Certainly, In Bruges opens prettily enough in Bruges (there’s a thing), which is beautiful, with its medieval buildings, cobbled streets, picturesque squares and canals. Much is made of the fairytale quality of the city — ‘It’s a fairy tale, innit?’ Harry keeps telling Ray and Ken over the phone — so perhaps ultimately splattering it with blood and profanities is McDonagh’s way of giving the finger to heritage movies, although why you would want to give the finger to heritage movies is anyone’s guess. I love heritage movies. Whatever, Ken (Gleeson), the older and wiser one, is totally enchanted, lapping up all the architecture and art while Ray (Colin Farrell), the volatile one who may also be slow-witted, is not enchanted by Bruges at all. ‘It’s a shithole!’ he declares. ‘If I grew up on a farm, and if I was retarded, Bruges might impress me,’ he later adds.
Ray is jumpy and twitchy. Back home, Ray botched his first assignment — the assassination of a priest — by also accidentally killing a young boy. We see this in flashback along with the bullet hole blasted though the child’s forehead. (Cheers, Quentin; thanks a lot). However, although Ray is meant to be jumpy and twitchy, Farrell plays jumpy and twitchy very jumpily and twitchily indeed, with his thick, Groucho Marx eyebrows bouncing all over the place. ‘Whoa, Colin,’ I wanted to say, ‘rein it in a little.’ Gleeson is the one to watch here. Gleeson’s performance may even be a masterclass in reining it in; just a gaze and it’s all there: his wounded dignity, his resigned self-disgust and his fascination with the possibility of redemption, at least for Ray, who is young enough to start over. They stay in a hotel run by a pregnant woman, who may be the only decent person in the whole film, and the only person they are properly decent to. Pregnancy: new life, new beginnings. Respect.
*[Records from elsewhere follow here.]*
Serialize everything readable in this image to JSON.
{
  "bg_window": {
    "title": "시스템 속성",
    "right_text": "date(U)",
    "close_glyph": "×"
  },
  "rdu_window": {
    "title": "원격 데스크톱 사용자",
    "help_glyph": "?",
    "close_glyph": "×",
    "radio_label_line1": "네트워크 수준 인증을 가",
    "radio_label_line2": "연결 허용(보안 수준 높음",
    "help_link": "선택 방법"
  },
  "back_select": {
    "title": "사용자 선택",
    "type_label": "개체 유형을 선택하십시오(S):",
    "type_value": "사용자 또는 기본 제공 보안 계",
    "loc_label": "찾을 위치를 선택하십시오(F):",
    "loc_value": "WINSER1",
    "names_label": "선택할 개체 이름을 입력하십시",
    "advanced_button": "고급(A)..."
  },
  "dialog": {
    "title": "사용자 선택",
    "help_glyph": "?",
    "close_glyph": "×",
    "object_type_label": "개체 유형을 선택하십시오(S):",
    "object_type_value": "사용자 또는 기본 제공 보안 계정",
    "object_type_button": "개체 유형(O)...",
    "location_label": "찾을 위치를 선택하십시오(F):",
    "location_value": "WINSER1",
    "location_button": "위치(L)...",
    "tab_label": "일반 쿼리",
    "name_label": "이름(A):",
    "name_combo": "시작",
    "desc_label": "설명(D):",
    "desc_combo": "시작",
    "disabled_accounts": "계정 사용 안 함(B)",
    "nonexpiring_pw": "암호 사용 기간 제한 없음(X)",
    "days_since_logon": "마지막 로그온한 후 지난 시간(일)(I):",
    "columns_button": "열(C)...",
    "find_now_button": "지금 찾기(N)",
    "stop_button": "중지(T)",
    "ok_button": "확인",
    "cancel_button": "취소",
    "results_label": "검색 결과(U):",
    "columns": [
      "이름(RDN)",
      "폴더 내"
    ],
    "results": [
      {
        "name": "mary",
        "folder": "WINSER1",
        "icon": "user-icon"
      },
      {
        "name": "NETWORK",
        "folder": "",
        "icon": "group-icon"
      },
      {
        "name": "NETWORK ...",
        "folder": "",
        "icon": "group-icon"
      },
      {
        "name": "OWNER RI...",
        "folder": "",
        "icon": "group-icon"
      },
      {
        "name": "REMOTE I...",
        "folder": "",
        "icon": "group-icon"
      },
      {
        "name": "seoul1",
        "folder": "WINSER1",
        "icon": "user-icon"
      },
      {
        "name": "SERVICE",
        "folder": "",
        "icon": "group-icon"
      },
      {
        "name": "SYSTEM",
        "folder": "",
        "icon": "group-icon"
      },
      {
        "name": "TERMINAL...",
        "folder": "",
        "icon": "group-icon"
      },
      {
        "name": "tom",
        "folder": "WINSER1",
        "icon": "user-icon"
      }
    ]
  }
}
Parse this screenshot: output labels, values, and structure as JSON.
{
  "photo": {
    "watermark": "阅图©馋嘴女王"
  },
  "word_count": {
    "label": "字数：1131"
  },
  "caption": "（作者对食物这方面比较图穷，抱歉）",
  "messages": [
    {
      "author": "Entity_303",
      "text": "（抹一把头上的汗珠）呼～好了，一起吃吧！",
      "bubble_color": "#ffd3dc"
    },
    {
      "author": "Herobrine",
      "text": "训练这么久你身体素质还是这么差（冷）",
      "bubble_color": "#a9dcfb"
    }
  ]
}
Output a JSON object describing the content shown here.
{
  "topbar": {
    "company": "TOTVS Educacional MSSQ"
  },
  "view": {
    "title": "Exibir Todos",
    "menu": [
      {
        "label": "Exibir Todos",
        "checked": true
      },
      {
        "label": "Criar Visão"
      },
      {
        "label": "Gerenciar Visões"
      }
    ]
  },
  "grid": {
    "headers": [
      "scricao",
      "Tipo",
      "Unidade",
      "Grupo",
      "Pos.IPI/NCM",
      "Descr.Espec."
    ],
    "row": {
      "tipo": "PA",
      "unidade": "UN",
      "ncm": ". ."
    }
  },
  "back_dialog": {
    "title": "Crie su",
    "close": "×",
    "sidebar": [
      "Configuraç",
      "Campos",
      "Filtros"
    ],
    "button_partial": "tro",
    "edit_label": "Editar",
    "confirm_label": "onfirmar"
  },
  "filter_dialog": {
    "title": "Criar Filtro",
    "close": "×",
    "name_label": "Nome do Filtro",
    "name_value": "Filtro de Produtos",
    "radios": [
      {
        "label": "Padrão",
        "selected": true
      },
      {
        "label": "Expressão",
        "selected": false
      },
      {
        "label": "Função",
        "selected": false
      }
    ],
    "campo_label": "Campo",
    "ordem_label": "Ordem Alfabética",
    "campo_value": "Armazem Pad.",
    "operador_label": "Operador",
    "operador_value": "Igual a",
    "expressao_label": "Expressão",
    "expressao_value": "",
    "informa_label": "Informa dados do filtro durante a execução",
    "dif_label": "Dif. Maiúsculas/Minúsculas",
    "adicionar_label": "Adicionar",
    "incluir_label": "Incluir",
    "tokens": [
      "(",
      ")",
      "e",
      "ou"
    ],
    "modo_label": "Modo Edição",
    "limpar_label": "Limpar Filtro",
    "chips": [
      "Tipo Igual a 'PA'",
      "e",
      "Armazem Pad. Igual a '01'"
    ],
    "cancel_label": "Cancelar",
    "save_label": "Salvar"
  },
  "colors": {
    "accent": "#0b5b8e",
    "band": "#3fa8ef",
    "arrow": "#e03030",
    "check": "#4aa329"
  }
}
Anyway, as they await instructions from Harry everything Ken and Ray encounter in Bruges is put up as fair comedic game. These range from targets you seriously can’t miss, like waddling fat American tourists, through to touchier subjects like child abuse, gays (‘stop crying, you big gay baby’) and the American dwarf in town to shoot a Eurotrash pastiche of Don’t Look Now (‘…or is it an hommage?’). When this works well it works very well — personally, I love a midget joke almost as much as I love heritage movies — but sometimes it is just noxious. When a coked-up dwarf starts ranting about race, I don’t know about you, but I tend to turn off. The film climaxes when Harry (Ralph Fiennes, possibly after a spell at The Vinnie Jones School of Unfeeling Bastards) rides into town for the final shoot-out. This isn’t pretty.
Although there is nothing particularly new about this film or its concerns — sin and redemption — the dialogue between Ray and Ken is, often, not just spot-on, but also wonderfully melodic. (Alas, it’s impossible to quote, as it relies so much on rhythm and repetition.) It is also, somehow, so blissfully constructed that you get Ray and Ken without the need for any clumsy back stories at all. It’s just all the violence that did me in. Indeed, if you see Tarantino, you might even want to give him a Chinese burn but whatever you do, don’t slice off the top of his skull as if it were a soft-boiled egg. That would be so playing into his hands, too.